L’article 6 vise à dresser les prémices d’un « Action Logement du secteur public » en demandant au gouvernement de rédiger un rapport, en concertation avec les organisations représentatives du personnel et des employeurs des trois versants de la fonction publique, sous 12 mois concernant sa gouvernance et ses déclinaisons locales. Il ne s’agit pas ici de créer une nouvelle agence, mais d’interpeller le gouvernement sur la nécessité de réorganiser la politique interne de logement de la fonction publique, qui ne fait l’objet d’aucune coordination de l’ingénierie, ni d’aucun pilotage stratégique.
L’article 7 tient compte des effets éventuels de ces propositions sur les finances publiques avec un gage.
– 1 –
proposition de loi
Article 1er
L’article L. 442‑7 du code de la construction et de l’habitation est ainsi rédigé :
« Art. L. 442‑7. – I. – Les organismes à loyer modéré mentionnés à l’article L. 411‑2, les sociétés mixtes agréées en application de l’article L. 481‑1 et toutes leurs filiales, les filiales de la société mentionnée à l’article L. 313‑20 mettent fin au contrat de location qu’ils ont passés avec un agent public civil ou militaire relevant de l’un des trois versants de la fonction publique ou un employé d’une entreprise publique au sens de la directive 80/723/CEE de la Commission du 25 juin 1980 relative à la transparence des relations financières entre les États membres et les entreprises publiques ou d’une agence ou d’un établissement public si les conditions suivantes sont remplies :
« a) Cet agent ou employé s’est vu attribuer un logement sur proposition de son employeur dans le cadre des réservations dont il dispose dans le patrimoine des organismes ;
« b) La décision d’attribution notifiée au ménage mentionne la conditionnalité de son logement avec l’exercice d’un emploi déterminé auprès de l’employeur qui a proposé l’attribution et le ménage a accepté par écrit les termes de cette conditionnalité préalablement à la signature du bail et à son entrée dans les lieux.
« À compter du moment où il a été prévenu par l’employeur de son souhait d’appliquer la clause ci‑dessus suite au changement d’emploi de l’agent ou de l’employé, le bailleur informe dans un délai de deux mois le locataire de sa décision de mettre fin à la location. Le locataire dispose, à compter de cette notification, d’un délai de six mois pour libérer les lieux.

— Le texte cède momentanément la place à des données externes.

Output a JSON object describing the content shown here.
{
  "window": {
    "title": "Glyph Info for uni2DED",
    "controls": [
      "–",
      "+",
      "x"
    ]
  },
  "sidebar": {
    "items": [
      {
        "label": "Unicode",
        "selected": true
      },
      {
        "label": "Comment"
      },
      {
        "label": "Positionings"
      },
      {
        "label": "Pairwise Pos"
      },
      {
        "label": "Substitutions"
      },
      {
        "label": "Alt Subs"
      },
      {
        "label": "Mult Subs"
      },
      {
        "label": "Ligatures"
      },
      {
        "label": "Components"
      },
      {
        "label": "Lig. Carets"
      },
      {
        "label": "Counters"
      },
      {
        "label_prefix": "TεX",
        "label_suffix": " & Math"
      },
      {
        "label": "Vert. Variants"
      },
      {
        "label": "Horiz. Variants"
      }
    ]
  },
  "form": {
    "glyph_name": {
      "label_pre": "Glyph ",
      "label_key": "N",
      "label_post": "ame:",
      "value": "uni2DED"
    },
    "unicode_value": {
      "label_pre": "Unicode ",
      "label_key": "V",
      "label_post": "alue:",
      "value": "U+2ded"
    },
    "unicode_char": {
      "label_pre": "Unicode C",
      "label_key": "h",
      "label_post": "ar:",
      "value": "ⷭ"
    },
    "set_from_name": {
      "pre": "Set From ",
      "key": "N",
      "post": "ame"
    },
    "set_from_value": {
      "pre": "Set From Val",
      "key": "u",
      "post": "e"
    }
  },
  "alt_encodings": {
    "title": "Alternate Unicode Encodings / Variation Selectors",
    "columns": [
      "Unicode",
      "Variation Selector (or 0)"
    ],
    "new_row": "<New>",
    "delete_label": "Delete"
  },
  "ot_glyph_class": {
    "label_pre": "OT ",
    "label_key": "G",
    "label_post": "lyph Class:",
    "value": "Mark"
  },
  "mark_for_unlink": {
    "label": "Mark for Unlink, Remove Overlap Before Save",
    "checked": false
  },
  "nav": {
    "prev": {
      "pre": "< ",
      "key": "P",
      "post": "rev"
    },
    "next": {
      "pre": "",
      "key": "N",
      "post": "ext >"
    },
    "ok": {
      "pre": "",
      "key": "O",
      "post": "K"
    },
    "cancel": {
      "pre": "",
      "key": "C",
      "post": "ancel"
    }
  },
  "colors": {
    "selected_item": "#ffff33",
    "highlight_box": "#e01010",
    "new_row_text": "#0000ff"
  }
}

« II. – Pour l’application du présent I, les réservations correspondent aux logements faisant l’objet d’une convention de réservation signée directement par son employeur, ou par l’intermédiaire d’une association, d’une fondation ou d’un organisme créé par l’employeur en vue de répondre aux besoins en logements de ses agents.
« III. – Les dispositions du I ne sont pas applicables lorsque le locataire répond aux exceptions définies par décret. »
Article 2
L’article L. 3211‑7 du code général de la propriété des personnes publiques est ainsi modifié :
1° Le sixième alinéa du V est ainsi rédigé :
« La convention peut prévoir, en outre, le droit de réservation d’un contingent plafonné à 50 % des logements sociaux du programme, au profit de l’administration qui cède son terrain avec décote, pour le logement de ses agents, au‑delà du contingent dont dispose l’État. » ;
2° Après le même sixième alinéa du même V, sont insérés deux alinéas ainsi rédigés :
« Le taux précité peut s’élever à 70 % si le programme ne fait l’objet d’aucune garantie d’emprunt de la part d’une collectivité territoriale.
« L’administration qui cède son terrain avec décote, peut décider de déléguer par convention le contingent auquel elle peut prétendre à une autre administration. »
Article 3
L’article L. 441‑1 du code de la construction et de l’habitation est ainsi modifié :
1° À la première phrase du trente‑neuvième alinéa, après le mot : « santé », sont insérés les mots : « ou des logements à destination des douanes ou des personnels de surveillance de l’administration pénitentiaire ou, dans les zones mentionnées à l’article 17 de la loi n° 89‑462 du 6 juillet 1989 tendant à améliorer les rapports locatifs et portant modification de la loi n° 86‑1290 du 23 décembre 1986, par des entreprises assurant un service public de transport au sens de l’article L. 1221‑3 du code des transports » :
2° Après le quarante‑et‑unième alinéa, il est inséré un alinéa ainsi rédigé :
« Il détermine enfin les limites et conditions dans lesquelles un organisme d’habitations à loyer modéré, filiale directe ou indirecte d’entreprises assurant un service public de transport au sens de l’article L. 1221‑3 du code des transports peut, pour tout ou partie de son patrimoine, contracter des obligations de réservation de logements mentionnés au premier alinéa, identifiées précisément, dans les zones mentionnées à l’article 17 de la loi n° 89‑462 du 6 juillet 1989 précitée, pour y loger leurs salariés. »
Article 4
La section 2 du chapitre II du titre V du livre Ier du code de l’urbanisme est complétée par un article L. 152‑6‑5 ainsi rédigé :
« Art L. 152‑6‑5. – En tenant compte de la nature du projet et de la zone d’implantation, l’autorité compétente pour délivrer le permis de construire ou prendre la décision sur une déclaration préalable peut, par décision motivée, accorder des dérogations à une ou plusieurs règles du plan local d’urbanisme pour permettre la construction de logements sur un foncier détenu par une personne publique. »
Article 5
Le chapitre Ier du titre Ier du livre VI de la première partie du code général des collectivités territoriales est ainsi modifié :
1° L’article L. 1611‑7 est complété par deux alinéas ainsi rédigés :
« 5° Aux immeubles leur appartenant et confiés en gérance, ou aux domaines leur appartenant.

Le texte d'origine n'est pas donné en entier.